NOTE 16 — SUBSEQUENT EVENTS

 

Additional People’s Loan

 

On October 4, 2016, TechPrecision and Ranor became committed to Schedule No. 002 to the MLSA, or Schedule 2. Pursuant to Schedule 2, People’s made an additional loan in the amount of $365,852, or the Additional People’s Loan, to Ranor upon the terms and conditions set forth in the MLSA and Schedule 2.

 

Ranor will repay the Additional People’s Loan in monthly installments of principal and interest over 60 months.  The Additional People’s Loan is guaranteed by TechPrecision pursuant to the original Corporate Guaranty from TechPrecision in favor of People’s dated March 31, 2016.  The Additional People’s Loan is secured by a security interest in certain machinery and equipment of Ranor as provided in Schedule 2.

 

Claim Assignment Agreement

 

On November 7, 2016, GTAT notified Citigroup that Ranor’s unsecured claim was fully allowed without objection.
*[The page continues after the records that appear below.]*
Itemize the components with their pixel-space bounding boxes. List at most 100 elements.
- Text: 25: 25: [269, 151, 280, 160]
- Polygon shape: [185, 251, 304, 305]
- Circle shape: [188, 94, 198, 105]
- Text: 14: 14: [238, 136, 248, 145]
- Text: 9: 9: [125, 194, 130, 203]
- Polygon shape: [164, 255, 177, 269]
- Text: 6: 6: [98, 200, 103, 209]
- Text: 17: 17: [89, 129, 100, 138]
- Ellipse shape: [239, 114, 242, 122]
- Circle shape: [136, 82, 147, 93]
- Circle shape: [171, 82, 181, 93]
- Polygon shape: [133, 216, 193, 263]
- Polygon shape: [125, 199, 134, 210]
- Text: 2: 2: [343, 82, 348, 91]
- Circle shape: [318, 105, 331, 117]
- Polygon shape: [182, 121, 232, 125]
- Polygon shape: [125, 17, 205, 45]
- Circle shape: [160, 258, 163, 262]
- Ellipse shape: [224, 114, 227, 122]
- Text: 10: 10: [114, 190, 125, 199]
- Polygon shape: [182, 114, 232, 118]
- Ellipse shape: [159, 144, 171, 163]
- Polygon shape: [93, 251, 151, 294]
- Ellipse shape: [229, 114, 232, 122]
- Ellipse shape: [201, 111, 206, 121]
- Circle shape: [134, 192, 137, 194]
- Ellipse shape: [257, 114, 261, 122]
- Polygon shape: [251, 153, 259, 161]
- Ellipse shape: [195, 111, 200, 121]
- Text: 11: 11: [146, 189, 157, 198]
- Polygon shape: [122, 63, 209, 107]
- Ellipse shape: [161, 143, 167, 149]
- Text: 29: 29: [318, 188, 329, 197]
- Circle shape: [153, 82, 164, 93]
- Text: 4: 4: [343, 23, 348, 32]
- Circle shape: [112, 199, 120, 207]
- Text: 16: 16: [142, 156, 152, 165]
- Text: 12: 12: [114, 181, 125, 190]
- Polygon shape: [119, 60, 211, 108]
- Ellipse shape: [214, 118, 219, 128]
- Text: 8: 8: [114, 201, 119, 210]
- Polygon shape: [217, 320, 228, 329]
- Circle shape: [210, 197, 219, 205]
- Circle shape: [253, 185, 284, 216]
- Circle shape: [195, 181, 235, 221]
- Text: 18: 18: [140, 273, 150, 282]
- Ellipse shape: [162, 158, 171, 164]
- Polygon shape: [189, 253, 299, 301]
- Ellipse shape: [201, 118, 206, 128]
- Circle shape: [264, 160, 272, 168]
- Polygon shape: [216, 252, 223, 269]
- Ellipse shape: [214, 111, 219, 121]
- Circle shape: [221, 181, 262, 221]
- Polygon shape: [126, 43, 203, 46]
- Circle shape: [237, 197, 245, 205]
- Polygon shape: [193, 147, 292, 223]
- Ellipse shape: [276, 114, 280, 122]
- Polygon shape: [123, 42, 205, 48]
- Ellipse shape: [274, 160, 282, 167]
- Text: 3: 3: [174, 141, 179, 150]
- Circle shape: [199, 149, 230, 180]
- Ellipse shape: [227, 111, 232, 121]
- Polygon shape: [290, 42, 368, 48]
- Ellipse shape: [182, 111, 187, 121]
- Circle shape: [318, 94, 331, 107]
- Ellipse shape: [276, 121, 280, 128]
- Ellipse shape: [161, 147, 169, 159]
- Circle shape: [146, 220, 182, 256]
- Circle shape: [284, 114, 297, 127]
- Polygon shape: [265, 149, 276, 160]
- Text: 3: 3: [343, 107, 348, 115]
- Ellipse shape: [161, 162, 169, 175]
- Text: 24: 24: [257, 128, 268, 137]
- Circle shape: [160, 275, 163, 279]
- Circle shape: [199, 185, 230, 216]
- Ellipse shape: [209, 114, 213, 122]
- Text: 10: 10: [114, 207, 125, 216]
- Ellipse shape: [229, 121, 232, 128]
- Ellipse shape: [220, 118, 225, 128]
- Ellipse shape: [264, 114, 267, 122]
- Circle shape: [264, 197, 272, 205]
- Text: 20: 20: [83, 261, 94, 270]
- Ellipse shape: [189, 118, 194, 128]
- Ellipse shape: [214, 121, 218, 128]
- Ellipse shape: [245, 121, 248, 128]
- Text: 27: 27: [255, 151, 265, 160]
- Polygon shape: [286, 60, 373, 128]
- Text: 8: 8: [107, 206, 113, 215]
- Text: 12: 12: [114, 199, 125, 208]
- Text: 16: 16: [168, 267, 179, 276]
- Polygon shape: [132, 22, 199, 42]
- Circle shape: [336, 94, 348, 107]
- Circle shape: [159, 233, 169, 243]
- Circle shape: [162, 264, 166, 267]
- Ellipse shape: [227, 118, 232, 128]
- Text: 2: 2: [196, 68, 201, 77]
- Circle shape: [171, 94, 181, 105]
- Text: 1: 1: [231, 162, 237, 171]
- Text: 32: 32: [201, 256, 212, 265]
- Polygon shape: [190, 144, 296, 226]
As such, Citigroup paid Ranor an additional $614,452 on November 8, 2016, as set forth under the terms of the Assignment Agreement. On April 17, 2015, the Company, through Ranor, entered into an Assignment of Claim Agreement, or the Assignment Agreement, with Citigroup Financial Products Inc., or Citigroup. Pursuant to the terms of the Assignment Agreement, Ranor sold, transferred, conveyed and assigned to Citigroup all of Ranor’s right, title and interest in and to Ranor’s $3,740,956 unsecured claim against GTAT. Pursuant to the Assignment Agreement, Citigroup paid to Ranor an initial amount equal to $507,835, which amount is classified as a current liability on our balance sheet. The Assignment Agreement provided for Citigroup to pay to Ranor up to an additional $614,452 upon receipt of written notice that Ranor’s claim was fully and finally allowed against GTAT without objection.

 

Director Stock Grants

 

In December 2014, each non-employee director waived any compensation owed to them for their service to the Company.   Accordingly, members of our board of directors have not received any compensation for their service on our board of directors since January 1, 2014.  On November 10, 2016, our board of directors determined that it would grant shares of common stock to each of our directors as compensation for their service to the Company during the period from January 1, 2014 to November 9, 2016.  Accordingly, our board of directors granted 600,000 shares of common stock to Mr. Anthony, 250,000 shares of common stock to each of Mr. Dur and Mr. Holly, and 200,000 shares of common stock to Mr. Isaman and Mr. Levy. The grant of shares of common stock to Mr. Anthony also recognizes his uncompensated service as Executive Chairman of the Company during the period from January 1, 2014 to November 17, 2014.